Setelah itu dia langsung membawa koper sang istri kedalam bagasi, di ikuti Cia yang langsung masuk kedalam mobil.


Kini hanya tinggal Adisti berhadapan dengan keluarga yang sangat ia sayangi.


"Jaga kesehatan kalian ya, aku akan lebih sering menghubungi kalian setelah sampai di kota Nanti"


Kemudian Wanita itu memeluk paman dan Bibinya dengan sangat erat.


"Jika ada masalah jangan di pendam sendiri nak" Paman Yus bersuara, ia tahu betul bagaimana putri nya ini tidak ingin membuat mereka khawatir, sehingga lebih sering menyembunyikan masalahnya sendiri.


Adisti mengangguk di pelukan sang paman, Melepaskan pelukannya kemudian Adisti menatap pada Dika.

__ADS_1


Lihat pria itu, di saat saudarinya ingin pergi jauh dia terlihat tidak sedih sama sekali.


Grep


"Jaga ibu dan ayah baik-baik ya" Adisti memeluk Dika, awalnya pria itu enggan membalas tapi saat matanya melihat pada Yudha yang tengah memperhatikan mereka Dika langsung membalas pelukan Adisti.


"Mereka ibu dan ayahku, tentu saja aku akan menjaga mereka" jawabnya.


Bug!


"Ukh!"


Adisti memukul punggung Sahabat kecilnya lumayan keras.


"Semua orang juga tau!" dengus Adisti kesal.


Andika terkekeh geli ia semakin mengeratkan pelukannya pada Adisti.


"Yang harus di khawatirkan itu adalah kamu, aku tidak ada di sana jika kamu terluka" Dika berucap dengan lembut paman dan Bibi yang mendengar saja ikut tersentuh.


Mereka berdua sudah bersama Sejak kecil dan takdir memisahkan mereka saat dewasa.


Adisti menahan tangisnya, benar..... Andika tidak ada di sana untuk menghapus air matanya.


Tin!


Pelukan mereka terlepas begitu suara klakson mobil milik Yudha berbunyi.

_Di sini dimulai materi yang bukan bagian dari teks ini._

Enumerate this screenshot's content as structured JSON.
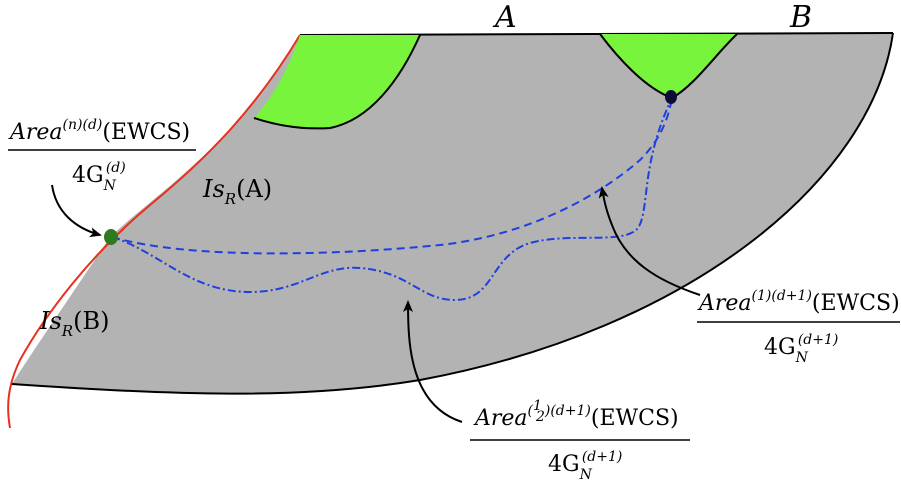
{
  "labels": {
    "region_a": "A",
    "region_b": "B",
    "island_a": {
      "base": "Is",
      "sub": "R",
      "arg": "(A)"
    },
    "island_b": {
      "base": "Is",
      "sub": "R",
      "arg": "(B)"
    }
  },
  "formulas": {
    "brane": {
      "num": "Area",
      "num_sup": "(n)(d)",
      "num_arg": "(EWCS)",
      "den": "4G",
      "den_sub": "N",
      "den_sup": "(d)"
    },
    "bulk_full": {
      "num": "Area",
      "num_sup": "(1)(d+1)",
      "num_arg": "(EWCS)",
      "den": "4G",
      "den_sub": "N",
      "den_sup": "(d+1)"
    },
    "bulk_half": {
      "num": "Area",
      "num_sup_open": "(",
      "num_sup_frac_num": "1",
      "num_sup_frac_den": "2",
      "num_sup_close": ")(d+1)",
      "num_arg": "(EWCS)",
      "den": "4G",
      "den_sub": "N",
      "den_sup": "(d+1)"
    }
  },
  "colors": {
    "bulk": "#b3b3b3",
    "entanglement_wedge": "#77f43b",
    "brane": "#e8301e",
    "ewcs_curve": "#1f3fe0",
    "brane_point": "#2f7a1f",
    "boundary_point": "#0d0d3a"
  }
}
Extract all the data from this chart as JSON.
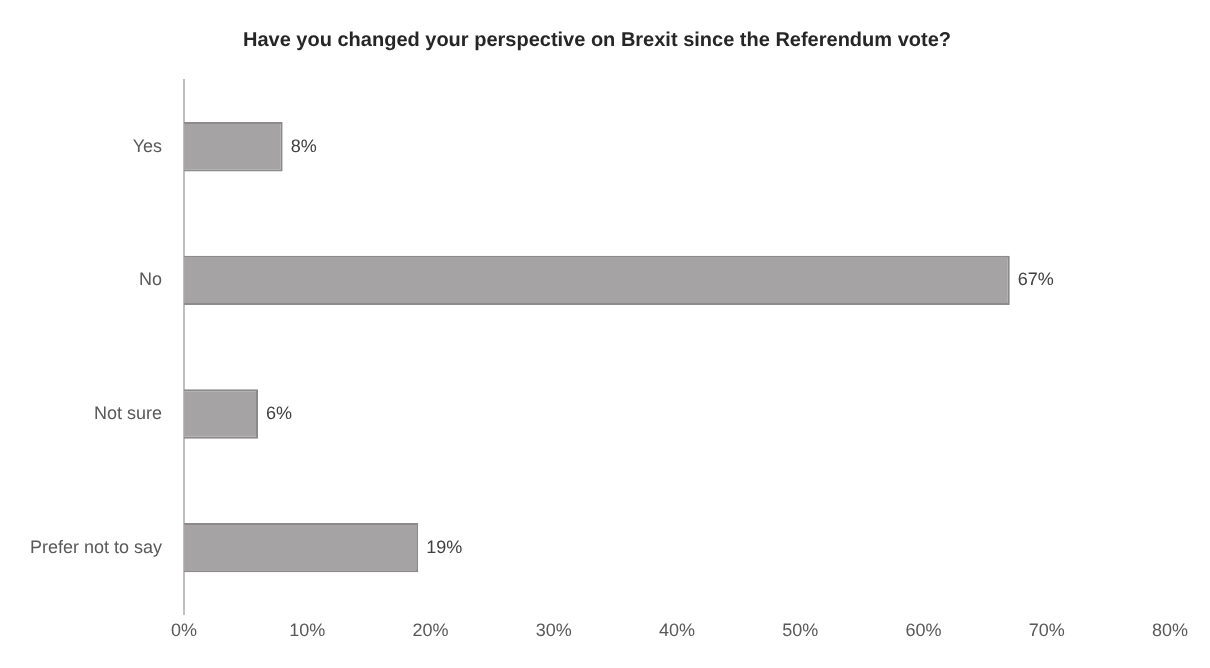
{
  "chart_data": {
    "type": "bar",
    "orientation": "horizontal",
    "title": "Have you changed your perspective on Brexit since the Referendum vote?",
    "categories": [
      "Yes",
      "No",
      "Not sure",
      "Prefer not to say"
    ],
    "values": [
      8,
      67,
      6,
      19
    ],
    "value_labels": [
      "8%",
      "67%",
      "6%",
      "19%"
    ],
    "color": "#a5a3a3",
    "xlim": [
      0,
      80
    ],
    "xticks": [
      {
        "value": 0,
        "label": "0%"
      },
      {
        "value": 10,
        "label": "10%"
      },
      {
        "value": 20,
        "label": "20%"
      },
      {
        "value": 30,
        "label": "30%"
      },
      {
        "value": 40,
        "label": "40%"
      },
      {
        "value": 50,
        "label": "50%"
      },
      {
        "value": 60,
        "label": "60%"
      },
      {
        "value": 70,
        "label": "70%"
      },
      {
        "value": 80,
        "label": "80%"
      }
    ],
    "grid": false,
    "legend": false
  }
}
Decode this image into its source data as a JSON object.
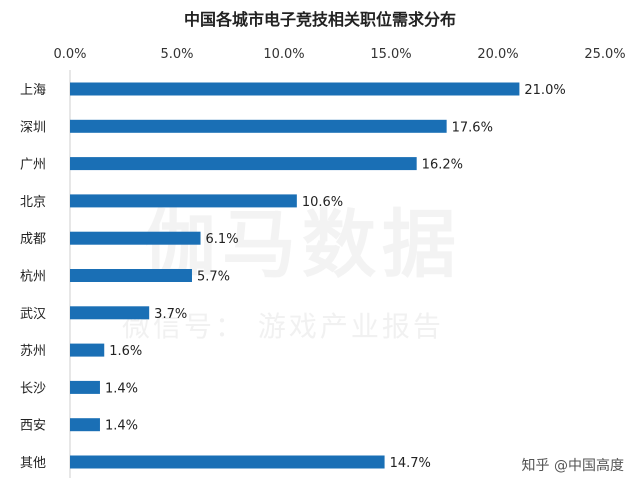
{
  "chart_data": {
    "type": "bar",
    "orientation": "horizontal",
    "title": "中国各城市电子竞技相关职位需求分布",
    "categories": [
      "上海",
      "深圳",
      "广州",
      "北京",
      "成都",
      "杭州",
      "武汉",
      "苏州",
      "长沙",
      "西安",
      "其他"
    ],
    "values": [
      21.0,
      17.6,
      16.2,
      10.6,
      6.1,
      5.7,
      3.7,
      1.6,
      1.4,
      1.4,
      14.7
    ],
    "value_labels": [
      "21.0%",
      "17.6%",
      "16.2%",
      "10.6%",
      "6.1%",
      "5.7%",
      "3.7%",
      "1.6%",
      "1.4%",
      "1.4%",
      "14.7%"
    ],
    "xlim": [
      0,
      25
    ],
    "x_ticks": [
      0,
      5,
      10,
      15,
      20,
      25
    ],
    "x_tick_labels": [
      "0.0%",
      "5.0%",
      "10.0%",
      "15.0%",
      "20.0%",
      "25.0%"
    ],
    "x_axis_position": "top",
    "bar_color": "#1a6fb5",
    "grid": false,
    "legend": "none"
  },
  "watermark": {
    "main": "伽马数据",
    "sub": "微信号： 游戏产业报告"
  },
  "source_label": "知乎 @中国高度"
}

Dika Mengusap air mata di wajah Adisti menggunakan kedua tangan nya.


"Jangan menangis"


"Pergilah"


Istri dari Yudha itu perlahan melepaskan pelukannya menatap terakhir kalinya wajah paman dan Bibinya, lalu berjalan kearah mobil milik sang Suami.


Ada rasa tidak rela jika harus pergi dari kedua orangtuanya yang sangat menyayangi nya, tapi sekarang Adisti memiliki keluarga yang harus ia urus.


"Siap?" Adisti menoleh pada Yudha yang duduk di kursi kemudi.


Kemudian mengalihkan pandangannya kembali pada Keluarga nya, senyum nya terbit saat Paman dan Bibi melepaskan nya dengan senyuman lebar.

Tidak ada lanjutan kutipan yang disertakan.